Similarly, what approaches does modern medicine have that on the sport can be applied to epistaxis (nose bleed) ? You can apply cotton balls into your nose and apply manual pressure, but apart from that if it doesn't stop ? Sure, there exists cotton drenched in epinephrine, but the average jûdôka does not have that with him on the tatami. I know from personal experience that reflex kappô therapy for nose bleed has stopped gushing nose bleeds that everyone else including the paramedics failed to stop.
So, in other words, I think that it is more our current day knowledge than an exact replacement of the plethora of kappô techniques that is in order. Many kappô focus on breathing rather than on circulation, which could be a problem since for some reason it seems not to have been fully understood in those days that breathing is secondary to proper circulation. You cant induce breathing in a person that doesn't have circulation. We also know that not having a pulse can be caused by several things of which some are more serious than others, and various require a different strategy. Absence of a pulse could be due to severe drop in blood pressure, but it also could be due to fibrillation or asystole. All three require a different approach, but no effective approach exists without access to modern medical equipment and drugs, and even differentiating between the three in terms of diagnosis maybe hard or even impossible without modern diagnostic apparatus. Asystole even has a poor prognosis with modern medical approaches. So in that case one can't blame kappô since even a qualified medical doctor will face a near impossible situation to diagnose and address any of these conditions when outside a hospital deprived of modern medical diagnostic and treatment facilities.

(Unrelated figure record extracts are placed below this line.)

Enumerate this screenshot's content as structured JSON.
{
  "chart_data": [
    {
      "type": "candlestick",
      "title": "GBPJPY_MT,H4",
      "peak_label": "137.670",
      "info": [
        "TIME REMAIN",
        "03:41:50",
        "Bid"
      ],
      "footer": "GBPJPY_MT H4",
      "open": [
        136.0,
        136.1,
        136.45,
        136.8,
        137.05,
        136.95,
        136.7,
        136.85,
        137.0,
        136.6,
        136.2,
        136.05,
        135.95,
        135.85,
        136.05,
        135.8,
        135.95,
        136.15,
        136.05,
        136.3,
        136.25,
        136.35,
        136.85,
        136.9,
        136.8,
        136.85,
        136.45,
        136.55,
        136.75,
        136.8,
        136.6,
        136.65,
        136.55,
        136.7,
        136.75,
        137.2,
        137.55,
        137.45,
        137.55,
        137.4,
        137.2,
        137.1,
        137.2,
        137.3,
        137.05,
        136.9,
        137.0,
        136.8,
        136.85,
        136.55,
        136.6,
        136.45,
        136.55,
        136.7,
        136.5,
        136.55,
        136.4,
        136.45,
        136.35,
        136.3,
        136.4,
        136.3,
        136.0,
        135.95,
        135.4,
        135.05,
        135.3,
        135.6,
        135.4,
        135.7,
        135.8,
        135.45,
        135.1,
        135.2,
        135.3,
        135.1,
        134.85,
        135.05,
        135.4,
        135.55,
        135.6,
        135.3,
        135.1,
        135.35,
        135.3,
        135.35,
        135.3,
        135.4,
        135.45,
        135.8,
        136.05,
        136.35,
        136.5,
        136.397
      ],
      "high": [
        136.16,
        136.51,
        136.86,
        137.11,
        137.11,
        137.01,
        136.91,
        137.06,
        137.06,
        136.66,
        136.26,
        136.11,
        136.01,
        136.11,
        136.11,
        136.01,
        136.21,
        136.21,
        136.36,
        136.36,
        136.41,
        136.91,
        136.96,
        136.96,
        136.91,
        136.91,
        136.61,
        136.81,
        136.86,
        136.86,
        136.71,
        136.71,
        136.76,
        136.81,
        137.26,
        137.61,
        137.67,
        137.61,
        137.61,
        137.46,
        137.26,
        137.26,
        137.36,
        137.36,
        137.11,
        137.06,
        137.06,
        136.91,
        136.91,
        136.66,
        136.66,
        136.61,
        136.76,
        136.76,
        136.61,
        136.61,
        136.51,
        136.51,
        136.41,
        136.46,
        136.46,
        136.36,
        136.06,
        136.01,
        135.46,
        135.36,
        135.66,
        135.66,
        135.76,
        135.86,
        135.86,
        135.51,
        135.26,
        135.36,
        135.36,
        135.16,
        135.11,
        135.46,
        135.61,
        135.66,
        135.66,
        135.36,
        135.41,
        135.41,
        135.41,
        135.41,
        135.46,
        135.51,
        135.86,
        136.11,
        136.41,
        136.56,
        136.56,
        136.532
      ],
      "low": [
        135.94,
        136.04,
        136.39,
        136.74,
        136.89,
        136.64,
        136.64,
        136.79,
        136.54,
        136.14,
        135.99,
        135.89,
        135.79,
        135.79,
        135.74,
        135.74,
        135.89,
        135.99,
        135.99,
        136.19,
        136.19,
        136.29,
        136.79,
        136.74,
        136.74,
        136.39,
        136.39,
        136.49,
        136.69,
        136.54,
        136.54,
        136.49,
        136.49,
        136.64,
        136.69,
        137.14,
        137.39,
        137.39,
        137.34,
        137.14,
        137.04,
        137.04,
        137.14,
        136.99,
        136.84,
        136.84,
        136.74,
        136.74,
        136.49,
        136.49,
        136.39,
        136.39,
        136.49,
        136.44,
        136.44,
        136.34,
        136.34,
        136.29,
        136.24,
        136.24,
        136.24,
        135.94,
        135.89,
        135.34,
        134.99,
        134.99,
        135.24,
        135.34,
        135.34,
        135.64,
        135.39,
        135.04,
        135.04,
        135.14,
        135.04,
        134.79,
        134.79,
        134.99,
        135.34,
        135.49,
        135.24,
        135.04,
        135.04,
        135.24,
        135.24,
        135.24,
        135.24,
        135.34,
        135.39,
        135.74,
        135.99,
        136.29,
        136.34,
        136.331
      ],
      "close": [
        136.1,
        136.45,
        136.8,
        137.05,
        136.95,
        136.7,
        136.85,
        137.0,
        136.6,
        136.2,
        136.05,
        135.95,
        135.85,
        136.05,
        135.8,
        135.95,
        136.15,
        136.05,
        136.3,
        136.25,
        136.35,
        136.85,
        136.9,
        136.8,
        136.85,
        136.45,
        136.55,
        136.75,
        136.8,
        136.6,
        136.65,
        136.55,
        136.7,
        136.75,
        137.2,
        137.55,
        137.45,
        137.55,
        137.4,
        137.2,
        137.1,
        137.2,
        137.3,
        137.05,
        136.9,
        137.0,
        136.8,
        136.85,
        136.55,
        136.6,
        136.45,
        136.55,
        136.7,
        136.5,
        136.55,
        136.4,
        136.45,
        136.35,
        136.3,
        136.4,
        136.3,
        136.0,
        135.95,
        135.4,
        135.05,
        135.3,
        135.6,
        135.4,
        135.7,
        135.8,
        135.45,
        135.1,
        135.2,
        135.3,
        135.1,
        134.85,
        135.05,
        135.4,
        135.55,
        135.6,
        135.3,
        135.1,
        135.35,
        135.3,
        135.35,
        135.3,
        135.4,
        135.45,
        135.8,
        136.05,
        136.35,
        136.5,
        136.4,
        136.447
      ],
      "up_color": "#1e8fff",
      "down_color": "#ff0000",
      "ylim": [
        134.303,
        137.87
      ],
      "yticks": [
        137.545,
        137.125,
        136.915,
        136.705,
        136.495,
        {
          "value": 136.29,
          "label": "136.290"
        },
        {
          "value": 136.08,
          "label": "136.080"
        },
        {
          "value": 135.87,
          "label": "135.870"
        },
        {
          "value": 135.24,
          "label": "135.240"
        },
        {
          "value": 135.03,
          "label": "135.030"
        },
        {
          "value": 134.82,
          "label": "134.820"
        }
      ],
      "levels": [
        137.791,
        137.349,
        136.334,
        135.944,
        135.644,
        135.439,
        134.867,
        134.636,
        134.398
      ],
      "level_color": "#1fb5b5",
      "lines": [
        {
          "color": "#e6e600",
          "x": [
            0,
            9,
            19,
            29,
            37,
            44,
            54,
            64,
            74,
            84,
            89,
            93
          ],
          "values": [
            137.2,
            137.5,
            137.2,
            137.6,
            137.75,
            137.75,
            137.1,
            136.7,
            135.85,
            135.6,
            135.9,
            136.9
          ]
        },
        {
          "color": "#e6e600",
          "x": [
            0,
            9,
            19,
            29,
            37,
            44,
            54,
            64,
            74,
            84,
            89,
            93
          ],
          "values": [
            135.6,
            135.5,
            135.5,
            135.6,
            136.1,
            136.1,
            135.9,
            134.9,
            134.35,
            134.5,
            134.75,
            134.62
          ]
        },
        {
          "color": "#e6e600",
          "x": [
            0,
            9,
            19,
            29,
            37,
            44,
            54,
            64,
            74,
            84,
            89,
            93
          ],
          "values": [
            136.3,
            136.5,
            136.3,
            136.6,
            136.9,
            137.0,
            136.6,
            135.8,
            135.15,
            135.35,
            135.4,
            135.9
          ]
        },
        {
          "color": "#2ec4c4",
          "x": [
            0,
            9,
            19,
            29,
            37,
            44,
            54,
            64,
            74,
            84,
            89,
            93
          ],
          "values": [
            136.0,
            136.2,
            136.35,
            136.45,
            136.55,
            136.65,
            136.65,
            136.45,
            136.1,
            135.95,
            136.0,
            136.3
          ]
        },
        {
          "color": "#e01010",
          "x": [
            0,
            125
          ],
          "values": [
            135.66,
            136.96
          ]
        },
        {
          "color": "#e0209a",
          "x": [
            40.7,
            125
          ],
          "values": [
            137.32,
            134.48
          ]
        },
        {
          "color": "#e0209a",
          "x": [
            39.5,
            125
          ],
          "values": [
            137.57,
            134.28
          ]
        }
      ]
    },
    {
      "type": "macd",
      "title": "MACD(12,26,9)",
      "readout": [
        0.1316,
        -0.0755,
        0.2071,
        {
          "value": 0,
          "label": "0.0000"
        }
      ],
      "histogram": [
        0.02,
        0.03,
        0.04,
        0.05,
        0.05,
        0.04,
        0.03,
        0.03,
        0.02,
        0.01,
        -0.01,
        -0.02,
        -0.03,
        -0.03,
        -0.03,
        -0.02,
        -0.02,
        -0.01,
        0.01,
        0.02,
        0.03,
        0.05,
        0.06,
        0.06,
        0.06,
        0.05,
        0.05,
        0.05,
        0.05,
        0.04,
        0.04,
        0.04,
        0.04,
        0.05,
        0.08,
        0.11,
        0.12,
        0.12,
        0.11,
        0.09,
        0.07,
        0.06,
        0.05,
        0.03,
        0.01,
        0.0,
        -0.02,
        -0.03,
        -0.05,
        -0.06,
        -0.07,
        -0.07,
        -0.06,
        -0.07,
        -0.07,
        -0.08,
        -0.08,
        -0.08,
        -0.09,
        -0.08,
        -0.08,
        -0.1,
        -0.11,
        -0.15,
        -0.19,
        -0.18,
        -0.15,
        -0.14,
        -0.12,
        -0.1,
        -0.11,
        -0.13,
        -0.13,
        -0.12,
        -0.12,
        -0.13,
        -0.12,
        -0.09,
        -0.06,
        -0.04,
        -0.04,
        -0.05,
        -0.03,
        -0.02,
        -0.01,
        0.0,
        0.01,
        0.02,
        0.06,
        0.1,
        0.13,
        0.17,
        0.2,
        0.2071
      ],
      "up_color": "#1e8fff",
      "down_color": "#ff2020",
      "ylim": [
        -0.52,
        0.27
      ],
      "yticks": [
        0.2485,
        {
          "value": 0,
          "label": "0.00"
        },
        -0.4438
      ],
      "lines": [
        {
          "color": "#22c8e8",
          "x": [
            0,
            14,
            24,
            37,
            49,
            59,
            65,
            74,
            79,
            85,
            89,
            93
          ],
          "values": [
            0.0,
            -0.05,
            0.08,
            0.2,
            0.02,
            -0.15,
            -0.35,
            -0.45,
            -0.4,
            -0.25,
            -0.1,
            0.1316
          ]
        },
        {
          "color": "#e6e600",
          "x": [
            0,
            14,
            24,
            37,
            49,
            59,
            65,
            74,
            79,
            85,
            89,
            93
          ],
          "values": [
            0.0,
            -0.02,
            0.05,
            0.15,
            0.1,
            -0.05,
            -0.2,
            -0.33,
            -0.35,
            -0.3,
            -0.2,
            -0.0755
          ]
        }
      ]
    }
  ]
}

Doug talked about "martial injuries occurring on the tatami", but not all serious things that occur on the tatami are really "martial arts injuries". This is particularly so with some fatalities such as a rupture of a major cardiac artery. These can be incidences that only in a unique circumstances such as when they occur in an emergency room or operating theater have a chance for survival and are in all other instances fatal. For that reason one can't fairly include all medical indications when considering kappô.